Mortgage Arrears: March 2011

The latest quarterly report on mortgage arrears from the Central Bank is available here. The report shows a continuation of the steady increase in the fraction of mortgages that are more than 90 days in arrears. This fraction rose from 5.7 percent in December to 6.3 percent in March, in line with the previous increases over the past year.

49,609 mortgage accounts have been in arrears for more than 90 days. In addition, 62,936 mortgages have been restructured with 36,662 mortgages that have been restructured but which are classified as performing and not in arrears and 26,274 again in arrears.

10 replies on “Mortgage Arrears: March 2011”

@Karl Whelan
As Namawinelake alludes to, it is not clear that “Of the 49,609 mortgage accounts that were in arrears for more than 90 days, 26,274 have previously been restructured.” Some of them may be less than 90 days in arrears.

One interesting thing – 6% of mortgages by number are in arrears, but if you included the outstanding interest, 9% by value… (I assume the outstanding arrears are in the balance or are otherwise losses given the cost of funding for the banks).

Whatever way you look at these figures, that’s a lot of misery for many individuals/families.

Interesting that the repossession figures are so low in comparison (even with a 12 month moratorium) but I guess that’s a political directive (don’t spook the horses by lots of people seeing neighbours thrown out of their houses) and will change if the Irish property market ever turns up and banks can see some value in taking the property rather than continuing to bleed as much as they can out of people kept on life support until it is no longer useful to them (and having worked in that industry, believe me when I say that I am not being cynical).

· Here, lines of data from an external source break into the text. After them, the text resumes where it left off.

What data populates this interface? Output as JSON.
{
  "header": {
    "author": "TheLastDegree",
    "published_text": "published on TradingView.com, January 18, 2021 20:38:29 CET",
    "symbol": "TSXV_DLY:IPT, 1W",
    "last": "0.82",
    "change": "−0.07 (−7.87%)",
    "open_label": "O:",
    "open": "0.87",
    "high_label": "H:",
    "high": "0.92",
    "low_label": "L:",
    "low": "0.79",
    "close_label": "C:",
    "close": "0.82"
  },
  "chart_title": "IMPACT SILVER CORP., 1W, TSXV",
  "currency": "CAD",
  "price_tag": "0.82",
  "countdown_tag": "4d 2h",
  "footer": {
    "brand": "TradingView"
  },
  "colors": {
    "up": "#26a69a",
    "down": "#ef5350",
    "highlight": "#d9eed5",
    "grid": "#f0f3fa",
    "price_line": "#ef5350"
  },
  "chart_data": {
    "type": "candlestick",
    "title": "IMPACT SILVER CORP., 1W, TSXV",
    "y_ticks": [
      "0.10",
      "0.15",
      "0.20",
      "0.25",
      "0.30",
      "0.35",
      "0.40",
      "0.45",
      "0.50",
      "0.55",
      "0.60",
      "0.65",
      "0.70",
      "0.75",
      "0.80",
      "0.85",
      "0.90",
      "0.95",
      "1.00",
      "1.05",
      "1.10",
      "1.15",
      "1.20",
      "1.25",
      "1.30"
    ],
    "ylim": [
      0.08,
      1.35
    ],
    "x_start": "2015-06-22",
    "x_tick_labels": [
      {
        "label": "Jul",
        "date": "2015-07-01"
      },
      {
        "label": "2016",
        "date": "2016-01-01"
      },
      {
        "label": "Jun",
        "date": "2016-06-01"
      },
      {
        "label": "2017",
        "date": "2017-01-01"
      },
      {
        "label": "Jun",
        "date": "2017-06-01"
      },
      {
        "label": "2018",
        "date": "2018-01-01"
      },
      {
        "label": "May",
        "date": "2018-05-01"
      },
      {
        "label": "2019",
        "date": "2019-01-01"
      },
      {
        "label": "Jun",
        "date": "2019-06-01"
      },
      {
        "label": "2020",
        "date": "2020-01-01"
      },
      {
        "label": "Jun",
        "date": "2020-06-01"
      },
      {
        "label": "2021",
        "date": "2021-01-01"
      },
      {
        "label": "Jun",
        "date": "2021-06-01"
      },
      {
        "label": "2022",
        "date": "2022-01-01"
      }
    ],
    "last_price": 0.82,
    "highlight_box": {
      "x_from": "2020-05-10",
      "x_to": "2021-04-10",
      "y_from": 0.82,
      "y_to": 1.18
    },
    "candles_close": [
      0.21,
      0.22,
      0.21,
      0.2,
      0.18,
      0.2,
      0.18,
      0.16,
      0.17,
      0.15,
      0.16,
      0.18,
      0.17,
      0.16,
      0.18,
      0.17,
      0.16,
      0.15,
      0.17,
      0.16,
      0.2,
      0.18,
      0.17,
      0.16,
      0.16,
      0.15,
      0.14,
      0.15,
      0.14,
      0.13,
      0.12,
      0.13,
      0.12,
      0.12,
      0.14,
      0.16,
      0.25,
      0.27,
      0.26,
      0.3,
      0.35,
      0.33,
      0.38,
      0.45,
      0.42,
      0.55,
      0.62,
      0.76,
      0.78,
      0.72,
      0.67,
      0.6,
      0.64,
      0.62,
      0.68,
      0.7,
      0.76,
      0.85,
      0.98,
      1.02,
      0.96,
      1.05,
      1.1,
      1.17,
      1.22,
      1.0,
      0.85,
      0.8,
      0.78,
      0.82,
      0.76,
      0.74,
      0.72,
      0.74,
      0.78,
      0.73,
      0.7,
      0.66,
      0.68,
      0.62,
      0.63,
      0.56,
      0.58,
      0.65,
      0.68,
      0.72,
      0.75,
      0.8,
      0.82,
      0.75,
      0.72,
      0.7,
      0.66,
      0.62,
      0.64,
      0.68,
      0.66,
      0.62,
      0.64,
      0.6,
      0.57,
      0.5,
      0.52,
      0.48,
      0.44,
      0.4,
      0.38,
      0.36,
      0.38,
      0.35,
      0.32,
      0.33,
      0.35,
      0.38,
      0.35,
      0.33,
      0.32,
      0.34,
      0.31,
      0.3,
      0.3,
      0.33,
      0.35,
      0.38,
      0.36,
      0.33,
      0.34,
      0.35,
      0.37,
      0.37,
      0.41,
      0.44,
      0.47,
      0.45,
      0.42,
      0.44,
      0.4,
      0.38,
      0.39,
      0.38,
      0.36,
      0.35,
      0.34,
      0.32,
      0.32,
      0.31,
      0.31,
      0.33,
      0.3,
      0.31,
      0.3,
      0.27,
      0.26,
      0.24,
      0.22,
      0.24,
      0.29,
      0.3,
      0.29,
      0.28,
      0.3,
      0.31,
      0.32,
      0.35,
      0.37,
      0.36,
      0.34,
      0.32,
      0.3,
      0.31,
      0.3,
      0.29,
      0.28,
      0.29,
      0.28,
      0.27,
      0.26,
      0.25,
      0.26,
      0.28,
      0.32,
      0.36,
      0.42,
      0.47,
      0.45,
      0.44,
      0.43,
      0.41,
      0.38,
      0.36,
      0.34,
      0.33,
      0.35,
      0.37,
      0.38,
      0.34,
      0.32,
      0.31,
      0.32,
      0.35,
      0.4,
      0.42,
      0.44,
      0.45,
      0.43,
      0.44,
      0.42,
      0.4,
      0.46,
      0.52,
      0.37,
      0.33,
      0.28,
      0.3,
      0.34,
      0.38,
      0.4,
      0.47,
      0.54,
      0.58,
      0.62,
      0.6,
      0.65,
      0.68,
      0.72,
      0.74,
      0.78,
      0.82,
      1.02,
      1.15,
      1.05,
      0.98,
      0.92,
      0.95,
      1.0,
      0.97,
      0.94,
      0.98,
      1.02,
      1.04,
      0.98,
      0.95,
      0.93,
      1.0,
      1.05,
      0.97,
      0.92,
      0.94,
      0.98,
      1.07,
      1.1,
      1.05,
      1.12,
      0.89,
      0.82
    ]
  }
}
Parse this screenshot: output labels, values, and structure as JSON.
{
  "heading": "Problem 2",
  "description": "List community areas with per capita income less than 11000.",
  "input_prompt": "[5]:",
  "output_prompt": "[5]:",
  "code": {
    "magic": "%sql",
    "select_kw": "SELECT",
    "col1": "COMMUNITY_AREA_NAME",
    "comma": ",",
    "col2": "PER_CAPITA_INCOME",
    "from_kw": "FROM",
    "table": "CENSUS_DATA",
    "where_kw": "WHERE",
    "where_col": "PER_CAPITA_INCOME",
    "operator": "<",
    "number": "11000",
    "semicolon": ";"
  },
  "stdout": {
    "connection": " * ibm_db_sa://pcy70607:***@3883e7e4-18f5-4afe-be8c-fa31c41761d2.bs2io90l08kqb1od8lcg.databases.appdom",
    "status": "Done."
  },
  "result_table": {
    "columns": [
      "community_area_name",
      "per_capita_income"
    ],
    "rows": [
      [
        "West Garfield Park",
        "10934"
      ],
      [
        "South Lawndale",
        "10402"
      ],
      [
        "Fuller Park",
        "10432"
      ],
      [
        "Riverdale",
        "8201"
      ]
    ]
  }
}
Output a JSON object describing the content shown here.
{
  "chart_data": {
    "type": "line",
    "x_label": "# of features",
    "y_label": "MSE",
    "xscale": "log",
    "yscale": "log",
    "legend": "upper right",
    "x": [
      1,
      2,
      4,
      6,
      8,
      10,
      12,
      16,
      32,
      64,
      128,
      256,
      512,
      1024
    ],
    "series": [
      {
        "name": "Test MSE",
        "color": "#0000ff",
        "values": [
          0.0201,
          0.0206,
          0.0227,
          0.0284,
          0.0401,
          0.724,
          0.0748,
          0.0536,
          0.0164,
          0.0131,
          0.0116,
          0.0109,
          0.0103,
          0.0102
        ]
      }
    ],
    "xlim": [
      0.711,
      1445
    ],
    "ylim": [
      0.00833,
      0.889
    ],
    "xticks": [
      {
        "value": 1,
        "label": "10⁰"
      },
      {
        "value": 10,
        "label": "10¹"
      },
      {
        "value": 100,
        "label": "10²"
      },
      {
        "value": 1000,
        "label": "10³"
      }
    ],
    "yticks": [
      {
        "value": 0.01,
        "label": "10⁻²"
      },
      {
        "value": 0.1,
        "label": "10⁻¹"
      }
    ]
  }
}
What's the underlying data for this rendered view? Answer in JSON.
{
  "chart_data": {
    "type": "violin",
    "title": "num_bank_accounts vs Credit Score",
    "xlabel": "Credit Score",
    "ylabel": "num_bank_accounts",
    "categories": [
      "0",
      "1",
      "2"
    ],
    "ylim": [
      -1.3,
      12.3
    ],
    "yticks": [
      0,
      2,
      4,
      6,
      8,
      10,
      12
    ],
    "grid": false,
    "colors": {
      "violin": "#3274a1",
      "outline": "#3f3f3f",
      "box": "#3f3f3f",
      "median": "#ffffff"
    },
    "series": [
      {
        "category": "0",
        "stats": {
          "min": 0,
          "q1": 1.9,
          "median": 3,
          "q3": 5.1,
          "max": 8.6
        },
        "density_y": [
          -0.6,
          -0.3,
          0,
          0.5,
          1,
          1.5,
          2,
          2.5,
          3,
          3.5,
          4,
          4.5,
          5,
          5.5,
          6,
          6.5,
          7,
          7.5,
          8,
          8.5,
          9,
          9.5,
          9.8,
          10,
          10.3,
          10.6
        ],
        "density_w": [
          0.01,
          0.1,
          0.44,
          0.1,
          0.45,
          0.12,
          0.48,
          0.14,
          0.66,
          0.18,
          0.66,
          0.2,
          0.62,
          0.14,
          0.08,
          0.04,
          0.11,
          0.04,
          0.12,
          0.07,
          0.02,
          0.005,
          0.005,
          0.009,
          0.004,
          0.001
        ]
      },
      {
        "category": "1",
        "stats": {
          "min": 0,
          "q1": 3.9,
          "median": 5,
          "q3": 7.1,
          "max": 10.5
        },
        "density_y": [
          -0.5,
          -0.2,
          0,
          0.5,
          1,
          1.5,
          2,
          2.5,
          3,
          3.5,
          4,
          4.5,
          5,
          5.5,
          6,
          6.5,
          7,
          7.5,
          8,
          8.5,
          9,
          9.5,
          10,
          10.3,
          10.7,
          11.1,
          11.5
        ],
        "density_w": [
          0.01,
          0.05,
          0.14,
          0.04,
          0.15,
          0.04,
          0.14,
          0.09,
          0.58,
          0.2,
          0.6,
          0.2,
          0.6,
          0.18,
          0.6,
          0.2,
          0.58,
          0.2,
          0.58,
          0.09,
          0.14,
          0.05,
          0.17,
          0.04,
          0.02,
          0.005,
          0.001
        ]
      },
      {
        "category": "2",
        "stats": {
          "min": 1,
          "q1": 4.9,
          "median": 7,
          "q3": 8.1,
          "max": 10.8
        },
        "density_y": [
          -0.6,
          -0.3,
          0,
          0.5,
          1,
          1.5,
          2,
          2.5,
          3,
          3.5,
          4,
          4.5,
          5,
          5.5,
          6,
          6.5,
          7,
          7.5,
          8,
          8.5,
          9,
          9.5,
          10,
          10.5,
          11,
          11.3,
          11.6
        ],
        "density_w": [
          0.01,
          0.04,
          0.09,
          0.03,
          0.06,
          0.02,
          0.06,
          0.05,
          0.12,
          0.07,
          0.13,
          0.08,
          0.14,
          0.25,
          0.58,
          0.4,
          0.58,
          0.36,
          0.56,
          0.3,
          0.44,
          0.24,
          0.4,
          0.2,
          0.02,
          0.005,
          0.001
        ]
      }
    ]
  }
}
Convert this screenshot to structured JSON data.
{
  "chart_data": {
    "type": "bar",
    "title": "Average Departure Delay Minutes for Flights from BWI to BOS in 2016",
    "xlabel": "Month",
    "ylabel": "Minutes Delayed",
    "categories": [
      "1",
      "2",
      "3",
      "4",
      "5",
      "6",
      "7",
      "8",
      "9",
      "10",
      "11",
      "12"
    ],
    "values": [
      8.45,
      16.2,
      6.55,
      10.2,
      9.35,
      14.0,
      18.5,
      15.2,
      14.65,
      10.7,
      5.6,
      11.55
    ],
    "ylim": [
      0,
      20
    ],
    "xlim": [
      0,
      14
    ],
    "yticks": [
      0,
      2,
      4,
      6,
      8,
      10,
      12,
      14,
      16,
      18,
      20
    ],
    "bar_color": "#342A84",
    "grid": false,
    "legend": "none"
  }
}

I’m actually surprised that the figures aren’t higher given the number of people who have suddenly found themselves unemployed in the past couple of years who likely had a mortgage. I would have thought the percentage would be high given that the banks, government and even our parents have spent the past twenty years telling us that rent is money down the drain and we must buy our own house. Does anyone have an educated guess as to how many of the recently unemployed lost their job and held a mortgage?

The last time I looked, eighteen months ago, only some 3% of the unemployed were in receipt of mortgage interest supplement – anyone know if that figure has changed and to what extent the taxpayer is putting money into the banks via this channel?

I’m out of touch with what’s happening vis-a-vis changing the bankrupty laws in Ireland so that individuals can find some relatively humane way out of the mess they are in. Anyone have a recent update on features or timetable?

Where can I find comparable statistics in the UK? Google searches turning up lots of dross..

@Sarah Carey – you could ask a mortgage provider or an estage agent over there. They would have these sorts of stats available to them and being the respected pillars of society they are (like bank managers in the olden days), you can expect the unvarnished truth from them…… lol. I find it hard to believe even these Irish stats tell the full story. They will have been massaged in some way, shape or form.

In one of his presentations to the IMF last year, Olivier Blanchard cited the following factors when analysing the prospects of recovery in the US housing market:
1- Mortgages less than 90 days in arrears.
2- Mortgages more than 90 days in arrears.
3- Mortgage which have defaulted and are in the process of being enforced
4- Houses in negative equity

Whilst no. 4 overlaps with nos. 1, 2 and 3, it was also seen as being a useful indicator of the back-log.

@ Zhou: “…the prospects of recovery in the US housing market”.

That would be zero on the present trajectories. Commentators in US (ex: Realators) are very pessimistic. Anything from 5 – 15 years being quoted for ‘bottom’. Problem with ‘average’ incomes declining, and food and energy costs increasing. Varies from state to state. Some are fine, others are in deep trouble. Looming problem with ‘illegal’ repossessions is also an issue for purchasers of properties auctioned on steps of court’s as many titles were not registered according to state laws.